During the Indian freedom struggle, the thousands of women who gave brave leadership in the anti-imperialist and caste struggles are an inspiration to the new generation. Phukanani is a good example of that. Overwhelming love for the country and an unquenchable passion for freedom led Phukanani to participate in local protests against the British authorities and women’s organizations in the region. Neither her age nor her household responsibilities could stop her from fighting for freedom. Following her example, many local women became part of the national movement. In 1942, she was shot dead by the British forces. Phukanani was a prominent female presence who lit the flames of the freedom struggle.

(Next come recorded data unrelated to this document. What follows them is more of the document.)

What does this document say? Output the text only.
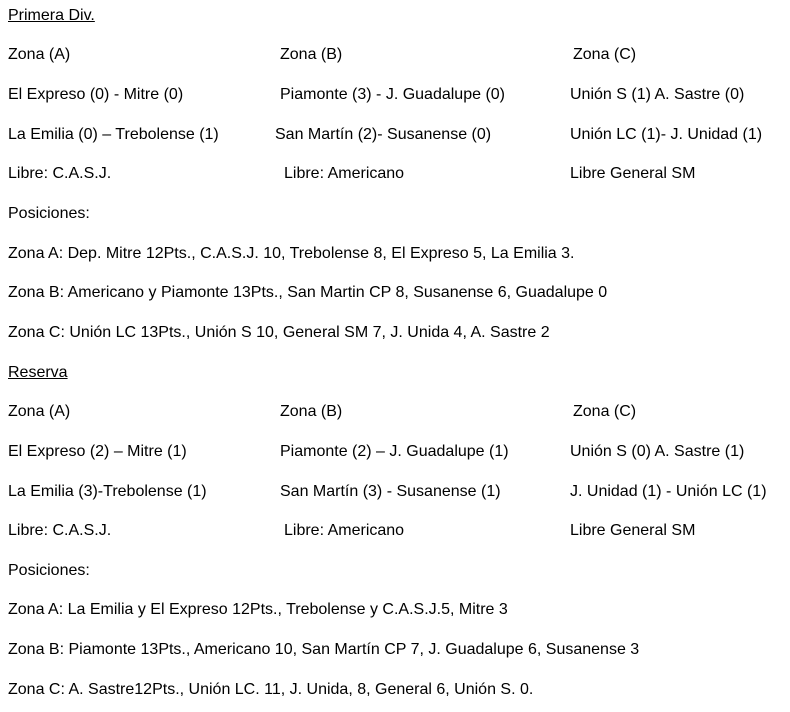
Primera Div.
Zona (A)	Zona (B)	Zona (C)
El Expreso (0) - Mitre (0)	Piamonte (3) - J. Guadalupe (0)	Unión S (1) A. Sastre (0)
La Emilia (0) – Trebolense (1)	San Martín (2)- Susanense (0)	Unión LC (1)- J. Unidad (1)
Libre: C.A.S.J.	Libre: Americano	Libre General SM
Posiciones:
Zona A: Dep. Mitre 12Pts., C.A.S.J. 10, Trebolense 8, El Expreso 5, La Emilia 3.
Zona B: Americano y Piamonte 13Pts., San Martin CP 8, Susanense 6, Guadalupe 0
Zona C: Unión LC 13Pts., Unión S 10, General SM 7, J. Unida 4, A. Sastre 2
Reserva
Zona (A)	Zona (B)	Zona (C)
El Expreso (2) – Mitre (1)	Piamonte (2) – J. Guadalupe (1)	Unión S (0) A. Sastre (1)
La Emilia (3)-Trebolense (1)	San Martín (3) - Susanense (1)	J. Unidad (1) - Unión LC (1)
Libre: C.A.S.J.	Libre: Americano	Libre General SM
Posiciones:
Zona A: La Emilia y El Expreso 12Pts., Trebolense y C.A.S.J.5, Mitre 3
Zona B: Piamonte 13Pts., Americano 10, San Martín CP 7, J. Guadalupe 6, Susanense 3
Zona C: A. Sastre12Pts., Unión LC. 11, J. Unida, 8, General 6, Unión S. 0.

Female presence in the freedom struggle
There were many brave women, who have flown into the fire of the struggle for freedom and showed a life of self-sacrifice. We must remember that the freedom we experience is the result of efforts not only by men but also by many brave women. In it there were queens who sacrificed everything for the sake of their native land, there were those who had higher education and higher jobs and gave it up, and there were many women who were ordinary housewives, wage workers, and so on. The story of Matangini Hazra, who despite being shot by the police during the Quit India protest, held the Indian flag close to her chest and sang ‘Vande Mataram’, became a brave martyr, is an inspiration to any patriot.

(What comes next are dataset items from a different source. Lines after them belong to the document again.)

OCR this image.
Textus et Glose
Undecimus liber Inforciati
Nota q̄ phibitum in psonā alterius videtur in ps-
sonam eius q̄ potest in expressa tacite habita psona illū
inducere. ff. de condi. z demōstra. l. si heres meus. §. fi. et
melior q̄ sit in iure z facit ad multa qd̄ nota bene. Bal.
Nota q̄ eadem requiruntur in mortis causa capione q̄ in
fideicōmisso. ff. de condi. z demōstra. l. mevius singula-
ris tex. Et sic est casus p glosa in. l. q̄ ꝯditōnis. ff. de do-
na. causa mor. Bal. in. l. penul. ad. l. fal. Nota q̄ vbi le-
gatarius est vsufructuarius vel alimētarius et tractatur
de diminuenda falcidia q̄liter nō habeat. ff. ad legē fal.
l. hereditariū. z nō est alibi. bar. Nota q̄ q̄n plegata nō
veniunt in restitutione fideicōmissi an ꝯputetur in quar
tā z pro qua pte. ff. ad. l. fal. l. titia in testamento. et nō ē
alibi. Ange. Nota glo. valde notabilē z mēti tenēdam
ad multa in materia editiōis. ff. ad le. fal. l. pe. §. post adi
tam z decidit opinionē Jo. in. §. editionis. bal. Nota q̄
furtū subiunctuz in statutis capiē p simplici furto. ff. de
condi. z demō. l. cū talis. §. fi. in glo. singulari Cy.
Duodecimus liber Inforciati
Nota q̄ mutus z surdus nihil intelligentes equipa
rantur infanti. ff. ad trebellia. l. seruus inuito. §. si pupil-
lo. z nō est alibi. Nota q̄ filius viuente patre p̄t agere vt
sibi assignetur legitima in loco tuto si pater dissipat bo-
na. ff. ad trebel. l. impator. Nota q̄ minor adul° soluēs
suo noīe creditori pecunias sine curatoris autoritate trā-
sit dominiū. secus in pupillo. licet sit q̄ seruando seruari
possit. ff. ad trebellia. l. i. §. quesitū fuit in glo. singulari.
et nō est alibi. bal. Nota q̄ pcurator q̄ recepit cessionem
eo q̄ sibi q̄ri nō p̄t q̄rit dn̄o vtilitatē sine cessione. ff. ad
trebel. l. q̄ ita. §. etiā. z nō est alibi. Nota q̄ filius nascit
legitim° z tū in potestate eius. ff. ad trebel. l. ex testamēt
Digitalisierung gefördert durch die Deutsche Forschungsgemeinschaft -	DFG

Kanaklata Barua in Assam, Pushpa Gujral who strengthened the struggle in the interior of Punjab, Sucheta Kripalini who traveled in disguise and encouraged the workers, Pritilata Waddedar who is known as the first woman martyr of the freedom struggle, we have so many women fighters. The freedom struggle is notable for the presence of so many great women like Rani Gaidinliu, a Manipur girl who led the rebellion against British rule, Princess Amrit Kaur who led the protests in Shimla, Aruna Asaf Ali, who led the struggle in hiding after raising the national flag at the Gaulia Tank Maidan in Bombay, etc.
It must be remembered that freedom fighter Parbati Giri was only sixteen years old when she was active in the Quit India movement. Similarly, Bima Bai Holkar, who was the daughter of the Indore king, fought through guerilla warfare. It was Madam bhikaji cama who hoisted the Indian national flag at the International Socialist Conference held in Germany. Savitribai Phule from Maharashtra fought for women’s rights. Begum Hazrat Mahal was a participant in the rebellion along with Nana Sahib.

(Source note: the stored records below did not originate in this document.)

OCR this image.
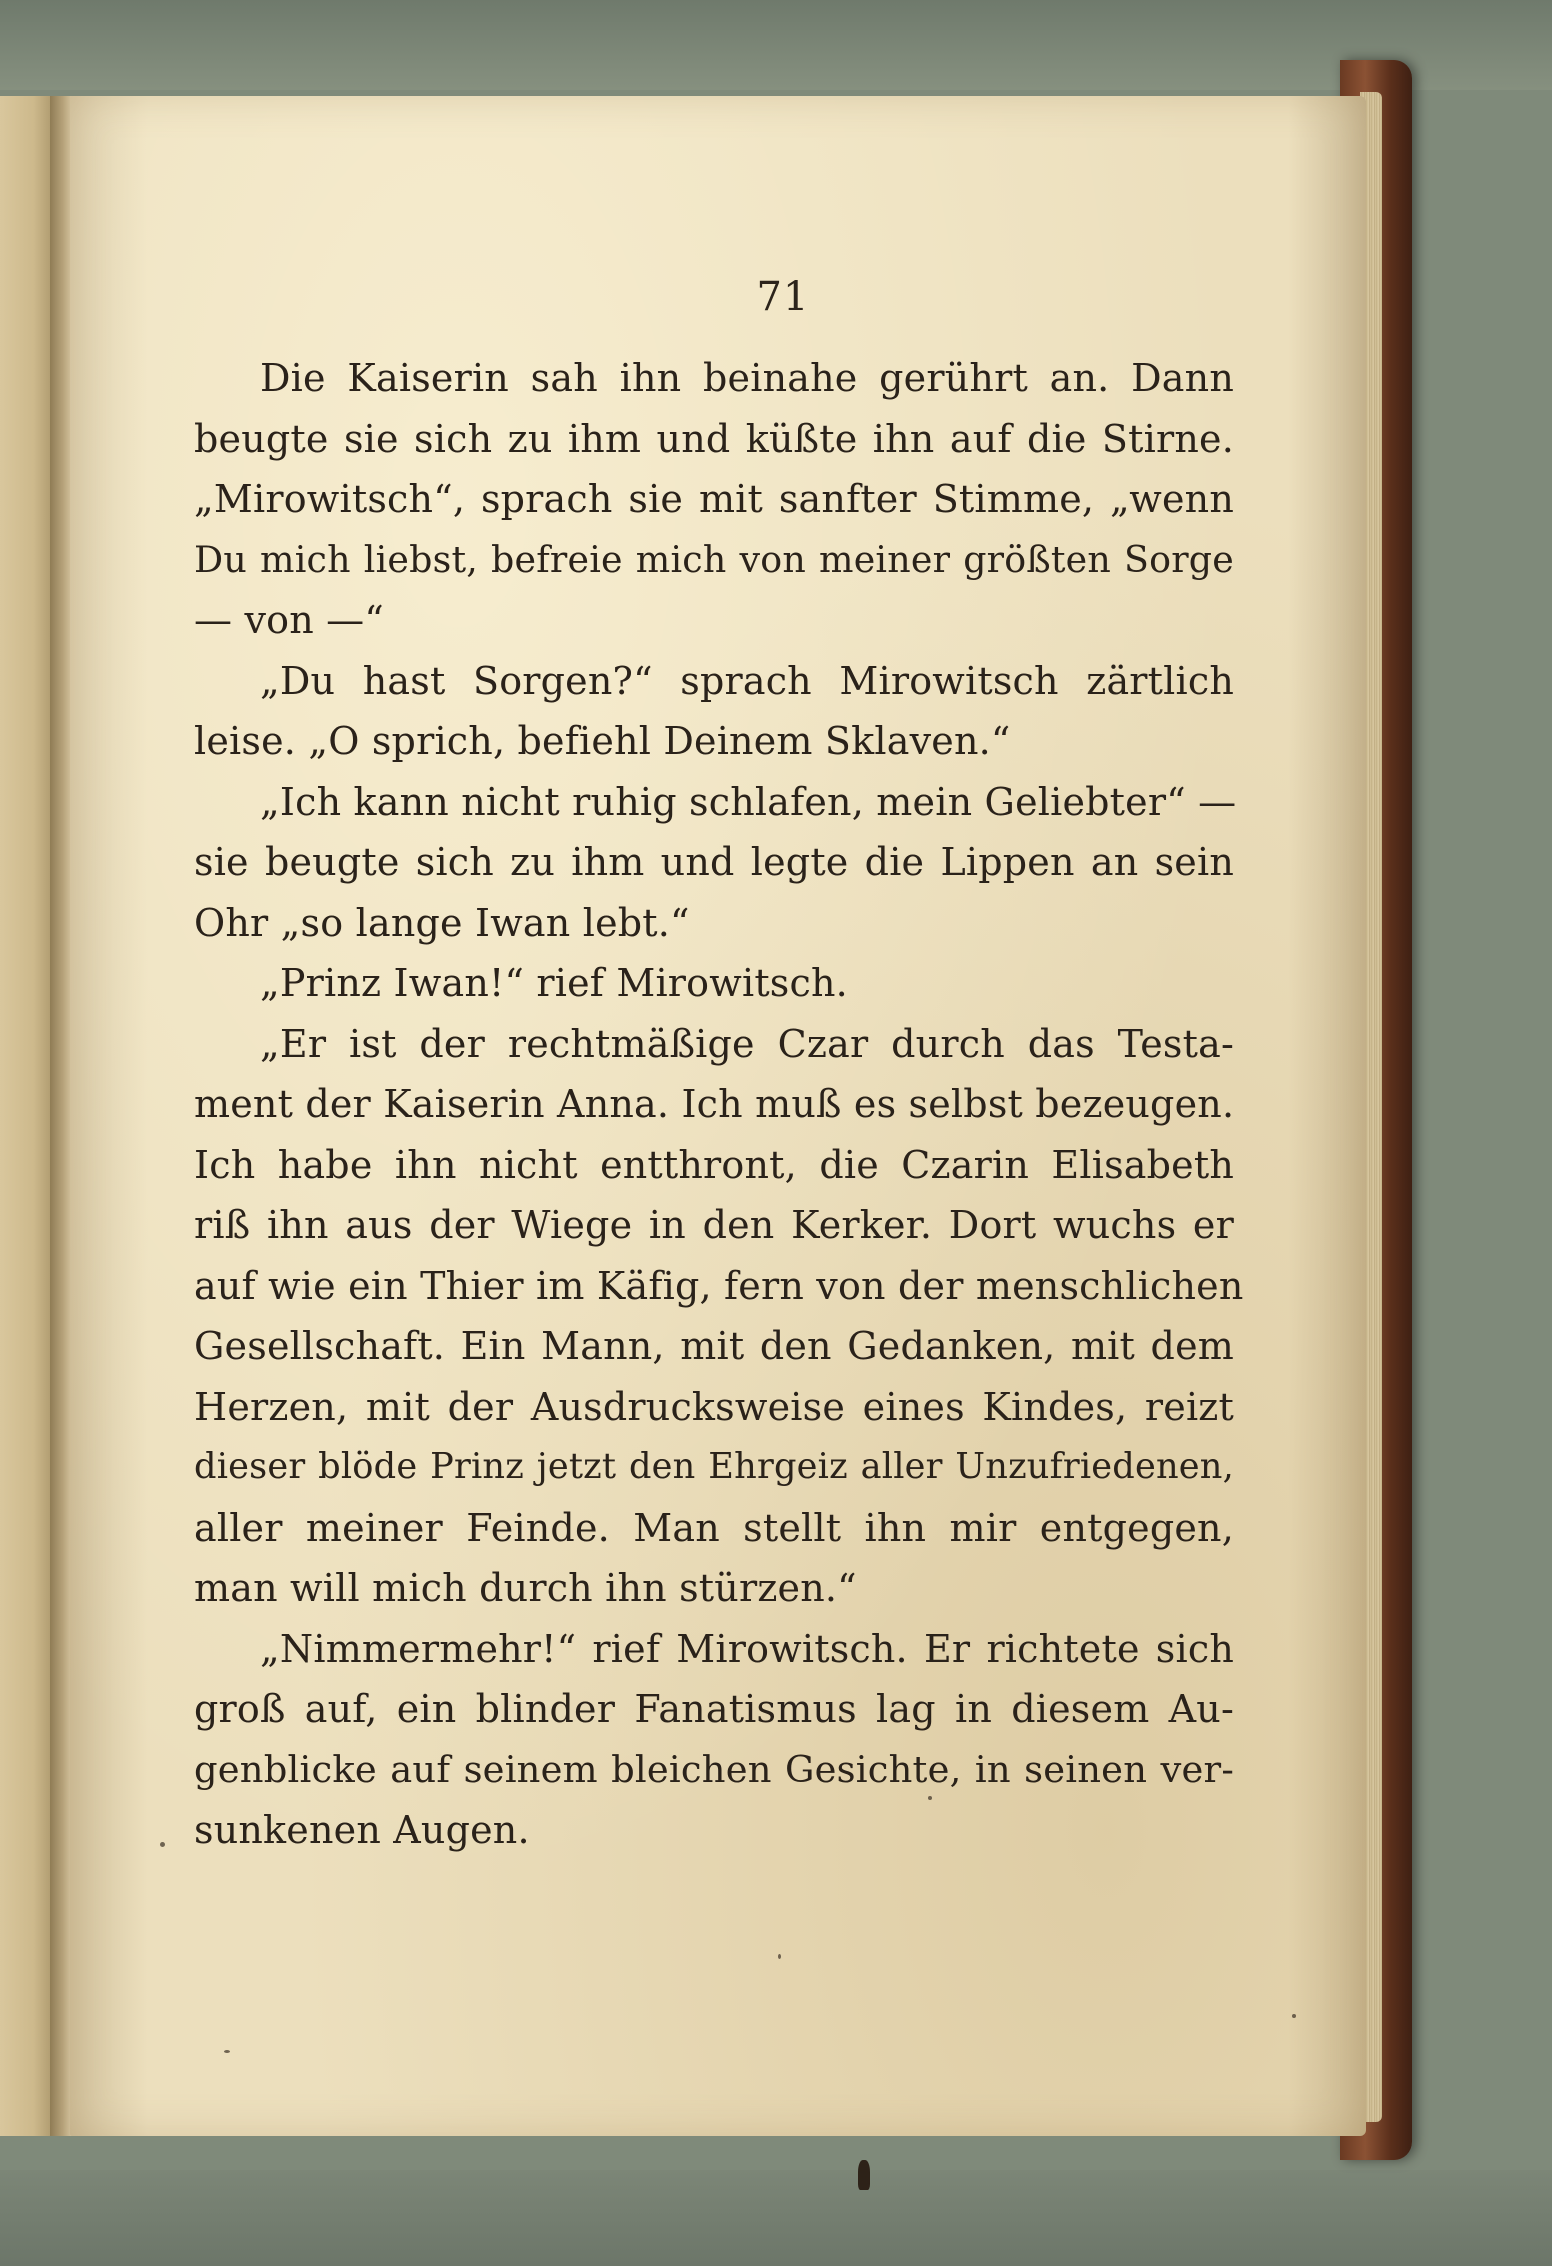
71
Die Kaiserin sah ihn beinahe gerührt an. Dann
beugte sie sich zu ihm und küßte ihn auf die Stirne.
„Mirowitsch“, sprach sie mit sanfter Stimme, „wenn
Du mich liebst, befreie mich von meiner größten Sorge
— von —“
„Du hast Sorgen?“ sprach Mirowitsch zärtlich
leise. „O sprich, befiehl Deinem Sklaven.“
„Ich kann nicht ruhig schlafen, mein Geliebter“ —
sie beugte sich zu ihm und legte die Lippen an sein
Ohr „so lange Iwan lebt.“
„Prinz Iwan!“ rief Mirowitsch.
„Er ist der rechtmäßige Czar durch das Testa-
ment der Kaiserin Anna. Ich muß es selbst bezeugen.
Ich habe ihn nicht entthront, die Czarin Elisabeth
riß ihn aus der Wiege in den Kerker. Dort wuchs er
auf wie ein Thier im Käfig, fern von der menschlichen
Gesellschaft. Ein Mann, mit den Gedanken, mit dem
Herzen, mit der Ausdrucksweise eines Kindes, reizt
dieser blöde Prinz jetzt den Ehrgeiz aller Unzufriedenen,
aller meiner Feinde. Man stellt ihn mir entgegen,
man will mich durch ihn stürzen.“
„Nimmermehr!“ rief Mirowitsch. Er richtete sich
groß auf, ein blinder Fanatismus lag in diesem Au-
genblicke auf seinem bleichen Gesichte, in seinen ver-
sunkenen Augen.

Another thing worth mentioning is the influence of the renaissance leaders of those periods. Renaissance leaders and various social reform movements under them succeeded in bringing women from the kitchen to the stage. Their motivation, inspiration, and enthusiasm were a guiding light for women. Inspired by their words, many brave women participated in the Indian freedom struggle with all their nerve and verve.
Among those who are known like this, there are many other women who have disappeared from history without being known by anyone. They are the real ‘unsung heroines”. It is good to remember that the freedom we enjoy today is due to the struggle of many women too. These women created heroic epics on the battlefields by enduring many tortures and miseries. There are women who have been jailed just for participating in demonstrations. They faced beatings and threats from the authorities in prison. It wasn’t for them but it was for the next generation. The names of many of these people who made history with their hot blood to quench the might of the white man are not recorded in history. Let us remember them with respect. We can’t forget these brave women when talking about the freedom struggle.